Years ago I visited the Galapagos Island and enjoyed it immensely. Here are a few of the photos that my wife and I took. I’m sure your readers will be familiar with them all.
Thanks for these nice photos. The Galapagos are high on my bucket list.
The second-to-last picture looks like a seal who’s had one too many glasses of the ol’ tipple!
(Fur seal or sea lion? I can’t decide which it is. Or something else? I’m no good at identification, even with a handy guide: https://galapagosconservation.org.uk/fur-seal-or-sea-lion/).
Forgive my ignorance, but is that lizard supposed to have a forked tail or is that an anomaly?
Its an anomaly. The tail had to regenerate, and owing to some problems it duplicated the tail while regenerating. A very special thing to see, especially since it happened on ‘hallowed ground’.

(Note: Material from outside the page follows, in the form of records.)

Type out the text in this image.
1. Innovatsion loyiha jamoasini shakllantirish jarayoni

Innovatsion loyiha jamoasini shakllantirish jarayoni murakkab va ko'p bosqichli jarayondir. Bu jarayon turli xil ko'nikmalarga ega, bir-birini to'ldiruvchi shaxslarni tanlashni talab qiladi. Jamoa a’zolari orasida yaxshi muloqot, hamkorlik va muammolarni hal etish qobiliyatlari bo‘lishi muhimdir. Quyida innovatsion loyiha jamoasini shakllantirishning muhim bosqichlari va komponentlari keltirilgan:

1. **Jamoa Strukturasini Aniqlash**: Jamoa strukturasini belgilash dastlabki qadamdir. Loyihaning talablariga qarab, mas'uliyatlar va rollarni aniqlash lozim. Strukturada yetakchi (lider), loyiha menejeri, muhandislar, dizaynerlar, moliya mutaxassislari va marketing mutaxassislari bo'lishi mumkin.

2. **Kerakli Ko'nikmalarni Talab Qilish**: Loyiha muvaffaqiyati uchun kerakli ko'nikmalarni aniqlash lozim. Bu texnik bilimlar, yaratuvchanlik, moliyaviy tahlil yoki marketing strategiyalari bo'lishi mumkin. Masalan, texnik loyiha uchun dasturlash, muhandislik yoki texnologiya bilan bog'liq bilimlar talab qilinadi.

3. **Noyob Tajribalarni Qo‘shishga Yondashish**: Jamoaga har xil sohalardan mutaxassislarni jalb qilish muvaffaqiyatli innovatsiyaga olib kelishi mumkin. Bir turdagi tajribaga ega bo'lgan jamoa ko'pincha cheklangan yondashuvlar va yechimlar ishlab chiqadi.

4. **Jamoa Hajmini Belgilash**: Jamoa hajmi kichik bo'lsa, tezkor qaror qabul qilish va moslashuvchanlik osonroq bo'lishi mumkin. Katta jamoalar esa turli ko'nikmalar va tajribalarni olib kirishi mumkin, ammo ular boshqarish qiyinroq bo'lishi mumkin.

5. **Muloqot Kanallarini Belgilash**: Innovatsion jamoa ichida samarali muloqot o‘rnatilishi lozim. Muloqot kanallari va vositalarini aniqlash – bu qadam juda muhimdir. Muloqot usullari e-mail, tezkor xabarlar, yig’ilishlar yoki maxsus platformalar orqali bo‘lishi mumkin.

Very good stuff! Oh how I wish to visit one day!
One of the most amazing adventures I have ever had. Thank you for much better photos than I took.
I hate to proselytize, but we went with an organization called Row Adventures, which was one of the only land-based Galapagos tour companies. Lots of kayaking and beach camping. Most all of the local children really know their natural history!
We see the Marine iguanas, the SEALS, and clearly, the Air Force is represented well…but where are the grunts? I think they’re only in the Atlantic, but I could be wrong.
Lovely pictures. My favorites are the iguanas climbed by a Red cliff crab, the pelican and the seal lying on a rock with that enchanting look in its eyes.
Cute pair of seals there at the end. And penultimate x2 – a tjeld! That’s Norwegian for Oystercatcher. The reason I know that quite well is the last field biological expedition I was on, 2007, in a lovely little retired marine biologist’s private lab – a vacation cottage an hr N of Bergen that dipped one of its corners into a fjord – had many of them in the cove outside the living room window. I had never seen them before. The only bird book on hand was in Norwegian, and there was no Internet. I had to wait till our every-third-day trek to the library in Bergen to go online and translate tjeld.